B. The defendant asserts to the purport that since the lawsuit against BB's claim for retirement allowance payment against BB differs from the administrative litigation of this case as a separate civil lawsuit from the issues and facts of requirements, it shall not be used as the ground for the plaintiff's assertion in this case, since the lawsuit against BB differs from the administrative litigation of this case.

The fact that BB did not perform audit in relation to the legitimacy of the instant disposition constitutes a major fact. The fact that BB took an attitude of BB in a claim for direct prohibition of retirement against the period in which BB worked as a director and auditor constitutes an indirect fact that can prove the existence of the above major fact. In regard to an indirect fact, the court may freely recognize such indirect fact by evidence submitted, regardless of whether the principal state exists (see Supreme Court Decision 278, Apr. 20, 1971).

In light of the above legal principles, the health team, and AA actively asserted the fact that BB had not been in office as an auditor during the period in which BB claimed that B had worked as an auditor in the lawsuit for the payment of retirement allowances. Proof, even though it appears that BB could effectively defend BB’s claim, only asserted that BB had not been in office as an auditor.

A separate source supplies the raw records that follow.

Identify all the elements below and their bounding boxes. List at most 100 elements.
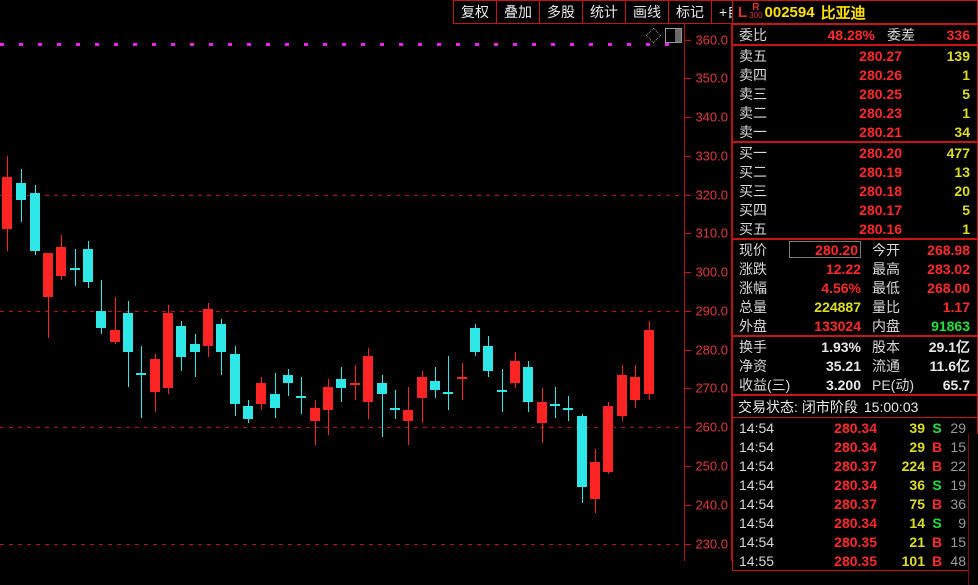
candle (203, 24, 213, 561)
menu-item-multi-stock[interactable]: 多股 (539, 0, 583, 24)
split-pane-icon[interactable] (665, 28, 682, 43)
flag-300-label: 300 (749, 11, 763, 20)
candle-body (203, 308, 213, 346)
candle-body (483, 345, 493, 371)
candle (150, 24, 160, 561)
candle-body (390, 407, 400, 410)
detail-label2: 今开 (872, 241, 900, 258)
candle-wick (381, 374, 383, 437)
bid-row[interactable]: 买一 280.20 477 (733, 143, 977, 162)
bid-qty: 20 (954, 182, 970, 199)
candle-wick (74, 248, 76, 286)
tick-time: 14:54 (739, 457, 775, 474)
stock-name: 比亚迪 (820, 4, 866, 22)
menu-item-statistics[interactable]: 统计 (582, 0, 626, 24)
ask-row[interactable]: 卖二 280.23 1 (733, 103, 977, 122)
candle (497, 24, 507, 561)
detail-row: 涨跌 12.22 最高 283.02 (733, 259, 977, 278)
fundamental-value: 1.93% (821, 338, 861, 355)
menu-item-restore-rights[interactable]: 复权 (453, 0, 497, 24)
tick-volume: 14 (909, 514, 925, 531)
candle-body (43, 252, 53, 298)
candle-body (323, 386, 333, 410)
detail-label2: 最高 (872, 260, 900, 277)
detail-value: 224887 (814, 298, 861, 315)
menu-item-overlay[interactable]: 叠加 (496, 0, 540, 24)
ask-price: 280.26 (859, 66, 902, 83)
price-axis-tick-mark (685, 504, 691, 506)
tick-row[interactable]: 14:54 280.35 21 B 15 (733, 532, 977, 551)
detail-label: 总量 (739, 298, 767, 315)
tick-volume: 39 (909, 419, 925, 436)
trade-status-box: 交易状态: 闭市阶段 15:00:03 (732, 395, 978, 418)
price-axis-tick: 240.0 (695, 497, 728, 513)
price-axis-tick: 230.0 (695, 536, 728, 552)
tick-list[interactable]: 14:54 280.34 39 S 29 14:54 280.34 29 B 15 14:54 280… (732, 418, 978, 571)
tick-row[interactable]: 14:54 280.34 29 B 15 (733, 437, 977, 456)
candle (336, 24, 346, 561)
ask-row[interactable]: 卖五 280.27 139 (733, 46, 977, 65)
ask-row[interactable]: 卖四 280.26 1 (733, 65, 977, 84)
tick-list-scrollbar[interactable] (968, 434, 978, 585)
fundamentals: 换手 1.93% 股本 29.1亿 净资 35.21 流通 11.6亿 收益(三) 3.200 PE… (732, 336, 978, 395)
candlestick-chart[interactable] (0, 24, 684, 561)
tick-time: 14:54 (739, 533, 775, 550)
detail-label: 涨幅 (739, 279, 767, 296)
fundamental-label2: 流通 (872, 357, 900, 374)
candle (430, 24, 440, 561)
candle (603, 24, 613, 561)
fundamental-value2: 11.6亿 (929, 357, 970, 374)
candle-wick (501, 369, 503, 412)
price-axis-tick: 340.0 (695, 109, 728, 125)
candle-wick (300, 376, 302, 414)
candle-body (190, 343, 200, 352)
bid-row[interactable]: 买三 280.18 20 (733, 181, 977, 200)
candle (30, 24, 40, 561)
tick-row[interactable]: 14:54 280.34 14 S 9 (733, 513, 977, 532)
price-axis-tick: 310.0 (695, 225, 728, 241)
menu-item-mark[interactable]: 标记 (668, 0, 712, 24)
candle-body (457, 376, 467, 379)
tick-side: B (931, 495, 943, 512)
candle (230, 24, 240, 561)
candle-body (537, 402, 547, 424)
tick-row[interactable]: 14:54 280.37 75 B 36 (733, 494, 977, 513)
ask-qty: 1 (962, 104, 970, 121)
ask-row[interactable]: 卖三 280.25 5 (733, 84, 977, 103)
bid-label: 买三 (739, 182, 767, 199)
fundamental-value: 35.21 (825, 357, 861, 374)
bid-row[interactable]: 买四 280.17 5 (733, 200, 977, 219)
tick-side: S (932, 514, 942, 531)
tick-side: B (931, 438, 943, 455)
detail-label2: 最低 (872, 279, 900, 296)
detail-label: 现价 (739, 241, 767, 258)
price-axis-tick-mark (685, 543, 691, 545)
tick-row[interactable]: 14:54 280.37 224 B 22 (733, 456, 977, 475)
bid-row[interactable]: 买五 280.16 1 (733, 219, 977, 238)
candle-wick (354, 365, 356, 401)
diamond-icon[interactable] (645, 27, 662, 44)
bid-price: 280.16 (859, 220, 902, 237)
detail-row: 现价 280.20 今开 268.98 (733, 240, 977, 259)
price-axis-tick: 300.0 (695, 264, 728, 280)
price-axis-tick: 250.0 (695, 458, 728, 474)
candle (537, 24, 547, 561)
candle-body (603, 405, 613, 472)
detail-label2: 内盘 (872, 317, 900, 334)
tick-volume: 29 (909, 438, 925, 455)
tick-count: 29 (950, 419, 966, 436)
price-axis-tick: 280.0 (695, 342, 728, 358)
menu-item-draw-line[interactable]: 画线 (625, 0, 669, 24)
detail-row: 外盘 133024 内盘 91863 (733, 316, 977, 335)
tick-time: 14:54 (739, 514, 775, 531)
candle-body (443, 392, 453, 395)
candle-body (56, 246, 66, 277)
tick-row[interactable]: 14:54 280.34 39 S 29 (733, 418, 977, 437)
ask-row[interactable]: 卖一 280.21 34 (733, 122, 977, 141)
tick-time: 14:54 (739, 419, 775, 436)
tick-row[interactable]: 14:54 280.34 36 S 19 (733, 475, 977, 494)
candle (457, 24, 467, 561)
bid-label: 买五 (739, 220, 767, 237)
bid-row[interactable]: 买二 280.19 13 (733, 162, 977, 181)
candle-body (430, 380, 440, 391)
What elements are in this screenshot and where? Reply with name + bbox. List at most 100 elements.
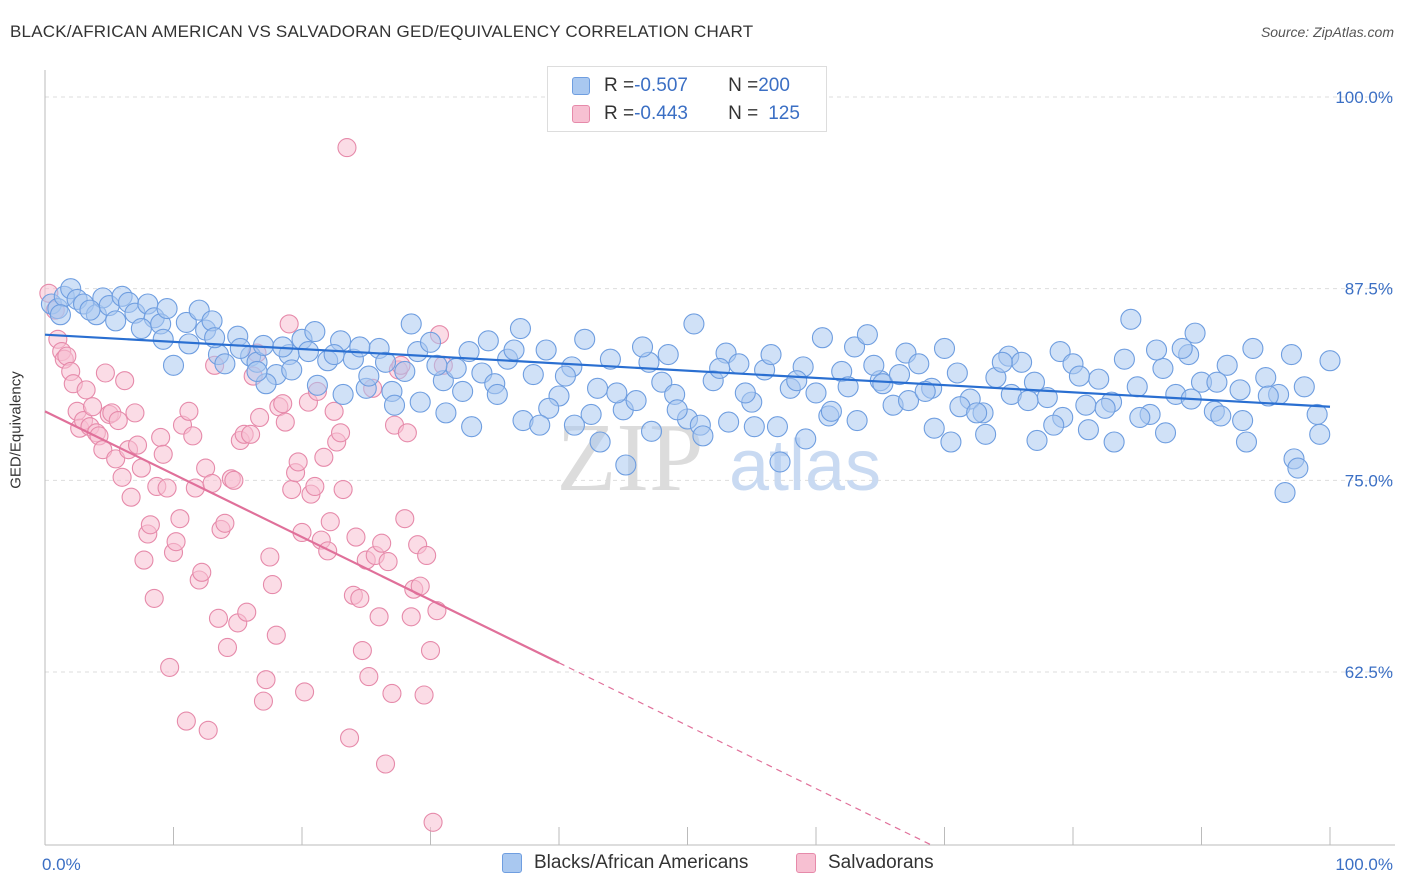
- data-point: [414, 685, 434, 705]
- data-point: [323, 344, 345, 366]
- data-point: [183, 426, 203, 446]
- data-point: [811, 327, 833, 349]
- data-point: [1145, 339, 1168, 361]
- data-point: [314, 447, 334, 467]
- data-point: [108, 410, 128, 431]
- data-point: [1126, 376, 1148, 398]
- data-point: [157, 478, 177, 498]
- data-point: [1103, 431, 1125, 453]
- data-point: [162, 354, 185, 376]
- data-point: [333, 479, 353, 500]
- legend-r-value: -0.443: [634, 103, 688, 124]
- data-point: [914, 380, 936, 402]
- data-point: [709, 357, 731, 379]
- data-point: [295, 682, 315, 702]
- data-point: [1068, 365, 1090, 387]
- data-point: [1287, 457, 1309, 479]
- data-point: [369, 607, 389, 627]
- data-point: [837, 376, 859, 398]
- data-point: [554, 365, 576, 387]
- data-point: [401, 607, 421, 627]
- data-point: [1043, 414, 1065, 436]
- data-point: [1216, 354, 1238, 376]
- data-point: [1242, 337, 1264, 360]
- data-point: [179, 401, 199, 421]
- y-tick-label: 75.0%: [1345, 471, 1393, 490]
- data-point: [897, 390, 920, 412]
- data-point: [318, 541, 338, 561]
- series-swatch-pink: [796, 853, 816, 873]
- data-point: [1088, 368, 1110, 390]
- data-point: [282, 479, 302, 500]
- data-point: [888, 363, 911, 386]
- data-point: [975, 423, 997, 445]
- data-point: [288, 452, 308, 472]
- source-label: Source: ZipAtlas.com: [1260, 24, 1394, 40]
- data-point: [734, 382, 756, 404]
- data-point: [795, 428, 817, 450]
- data-point: [292, 522, 312, 543]
- data-point: [76, 380, 96, 400]
- data-point: [237, 602, 257, 622]
- legend-row-salvadorans: R = -0.443 N = 125: [572, 101, 800, 127]
- data-point: [872, 373, 894, 395]
- data-point: [256, 670, 276, 690]
- legend-r-value: -0.507: [634, 75, 688, 96]
- data-point: [352, 640, 372, 661]
- data-point: [1129, 406, 1151, 429]
- data-point: [346, 527, 366, 547]
- data-point: [651, 371, 673, 393]
- data-point: [241, 424, 261, 444]
- data-point: [140, 515, 160, 535]
- data-point: [640, 420, 663, 442]
- trend-lines: [44, 333, 1331, 846]
- data-point: [79, 299, 101, 321]
- data-point: [324, 401, 344, 421]
- data-point: [332, 383, 354, 406]
- data-point: [477, 330, 499, 352]
- legend-n-value: 200: [758, 75, 790, 96]
- data-point: [946, 362, 968, 384]
- data-point: [153, 444, 173, 464]
- data-point: [359, 667, 379, 687]
- data-point: [409, 391, 431, 413]
- data-point: [144, 588, 164, 608]
- data-point: [121, 487, 141, 507]
- data-point: [1210, 405, 1232, 427]
- data-point: [586, 377, 609, 399]
- data-point: [170, 509, 190, 529]
- data-point: [305, 476, 325, 497]
- data-point: [589, 431, 611, 453]
- data-point: [175, 311, 197, 333]
- correlation-legend: R = -0.507 N = 200 R = -0.443 N = 125: [547, 66, 827, 132]
- data-point: [49, 304, 71, 326]
- data-point: [1113, 348, 1135, 370]
- data-point: [843, 336, 866, 358]
- data-point: [394, 360, 416, 383]
- data-point: [1184, 322, 1206, 344]
- series-legend-blacks: Blacks/African Americans: [502, 852, 748, 874]
- data-point: [1171, 337, 1193, 360]
- data-point: [766, 416, 789, 438]
- data-point: [160, 657, 180, 677]
- data-point: [435, 402, 457, 424]
- data-point: [535, 339, 557, 361]
- y-tick-label: 87.5%: [1345, 280, 1393, 299]
- data-point: [224, 470, 244, 490]
- legend-r-label: R =: [604, 103, 635, 124]
- data-point: [1319, 350, 1341, 372]
- data-point: [152, 328, 174, 350]
- data-point: [423, 812, 443, 832]
- series-legend: Blacks/African Americans Salvadorans: [0, 850, 1406, 880]
- legend-swatch-pink: [572, 105, 590, 123]
- data-point: [580, 403, 602, 425]
- data-point: [1255, 367, 1277, 389]
- data-point: [1077, 419, 1099, 441]
- data-point: [486, 383, 508, 406]
- data-point: [395, 509, 415, 529]
- data-point: [856, 324, 878, 346]
- data-point: [372, 533, 392, 553]
- data-point: [786, 370, 808, 392]
- data-point: [383, 394, 406, 416]
- data-point: [166, 532, 186, 552]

This may constitute an important indirect fact regarding the amount of retirement allowances without any assertion that BB had not served as an auditor. This may be a significant fact that BB could be viewed as a literature at the time of performing audit. Accordingly, the above indirect fact can be employed as one of the grounds for rejecting the Defendant’s assertion.

Therefore, this part of the defendant's assertion is without merit.

4. Conclusion

If so, the plaintiff's claim should be accepted due to the reasons, and the judgment of the court of first instance is just, and the defendant's appeal is dismissed. It is so decided as per Disposition.